Fixed offers you 5 years of security. You know how much you have to pay. Variable leave you open to the whims of Central Bankers.

A well-known episode of this occurred in 2004. When Alan Greenspan famously told everybody to save money on their mortgages and go variable. Millions followed his advice.

He then raised fed rates 16X!! From 1.25% to 5.25%. People got skewered! Their payments often doubled or more. This was one of the contributing factors to the housing debacle in the US. I am amazed no one sued him, I would have.

So there you have it.

I like security, some like to pay less for now. Maybe you can get a spit mortgage with half in each if you are not sure. But definitely speak to an accountant who can show you the difference in payment if interest rates start to move up.

BTW bears...let me clear this up-I am not buying. I think we are in a window of calm before the financial storm sets about again.
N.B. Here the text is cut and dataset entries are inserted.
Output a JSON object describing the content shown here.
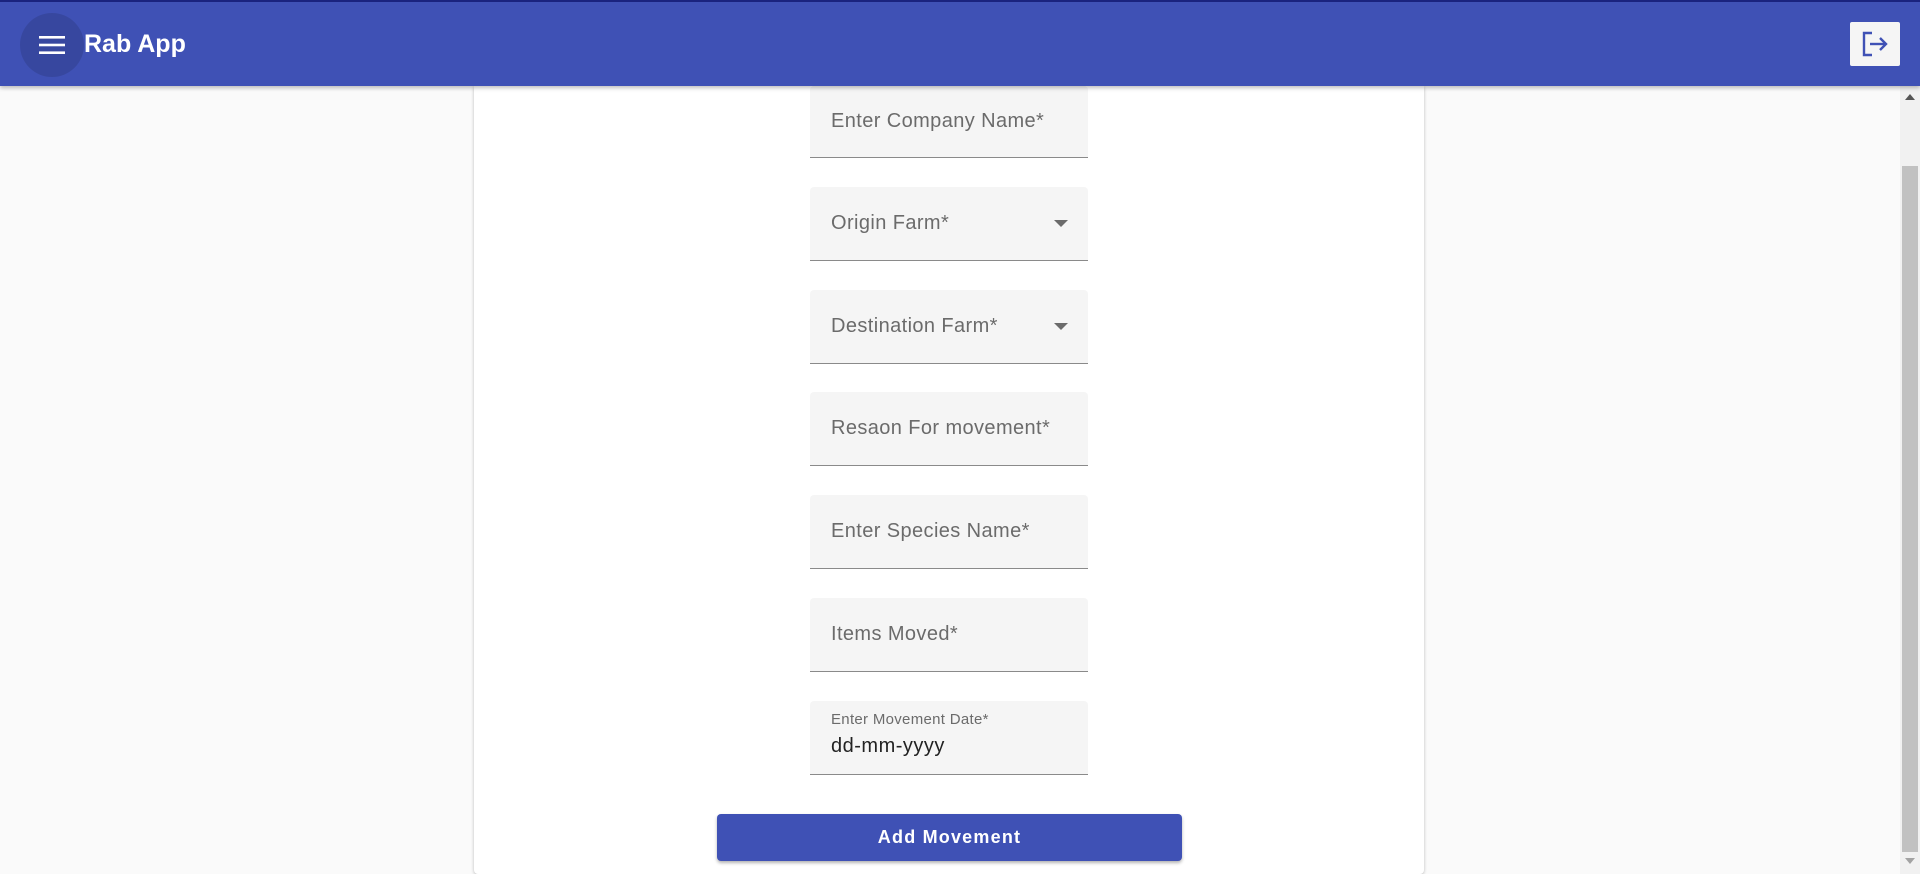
{
  "app": {
    "title": "Rab App",
    "brand_color": "#3f51b5"
  },
  "toolbar": {
    "menu_icon": "hamburger-menu-icon",
    "logout_icon": "logout-icon"
  },
  "form": {
    "company_name": {
      "label": "Enter Company Name*"
    },
    "origin_farm": {
      "label": "Origin Farm*"
    },
    "destination_farm": {
      "label": "Destination Farm*"
    },
    "reason": {
      "label": "Resaon For movement*"
    },
    "species_name": {
      "label": "Enter Species Name*"
    },
    "items_moved": {
      "label": "Items Moved*"
    },
    "movement_date": {
      "label": "Enter Movement Date*",
      "placeholder": "dd-mm-yyyy"
    },
    "submit_label": "Add Movement"
  }
}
We have dramatically rising unemployment, debt, deficits and I don't see any of this turning around in the near future. It might not be the near collapse we had in fall, but it is not full speed ahead again IMVHO.

So based on that I cannot bring myself to take a bullish stance. However if a deal comes my way, that makes sense, I will look at it. Nothing has come near so far.


  1. Congrats to anyone who feels they have the job security to do this. I certainly don't.

  2. By knowing your local real estate investing market, you're able to keep your finger on the pulse of your local community and to stay abreast of changes in trends, sales prices and rental rates. Knowing immediately about these changes is critical to your investing future.

  3. "Family deals" always help.

  4. How far do you think housing market can realistically drop?

    Im a real estate newbie, but I dont think further declines of 20-30% are realistic. I am thinking it's more 5-10%?

    I am looking for a relatively new (10yr or newer) SFH in the Surrey/Langley area. I want something with a basement suite for under 450,000. I would be looking at a 375k mortgage, and was doing my affordability calculations based on 5% locked in at 10 years at 25 yr amort. If i am aggressive with my payments, and assuming straight 5% intrest i can be debt free in 13.5 years. The bank rakes in 123k in interest.

    Now however, lets assume I wait 1 year. In that years time, i can accumulate 50k more towards the downpayment, and suppose interest increases up to now 7% for 10 years @25 amort. Let's say the interest increase causes a drop of 5% off the house price. That means, I can shave off 50k + 20k towards the mortgage. So now I have a 305k mortgage @ 7% for 10 years at 25 amort. Putting in the same payment options I would have done for the 375 mortage, im am looking at 11.2 years before being debt free, and the bank earns $128k interest off of me.

    So, its looking like, do i overpay for the house, or give the bank more money? The numbers favor overpaying for the house.

    I had a look at the historical rates you've linked, and the 5% rates hoover around 5-6% for 5 years, so likely I am over estimating the interest rate? But I think given what people are saying about inflation etc, maybe its not unrealistic? Sorry, I frankly do not know too much about the banking/fiancial system or real estate so If i miss something importatnt in my calculations, please let me know!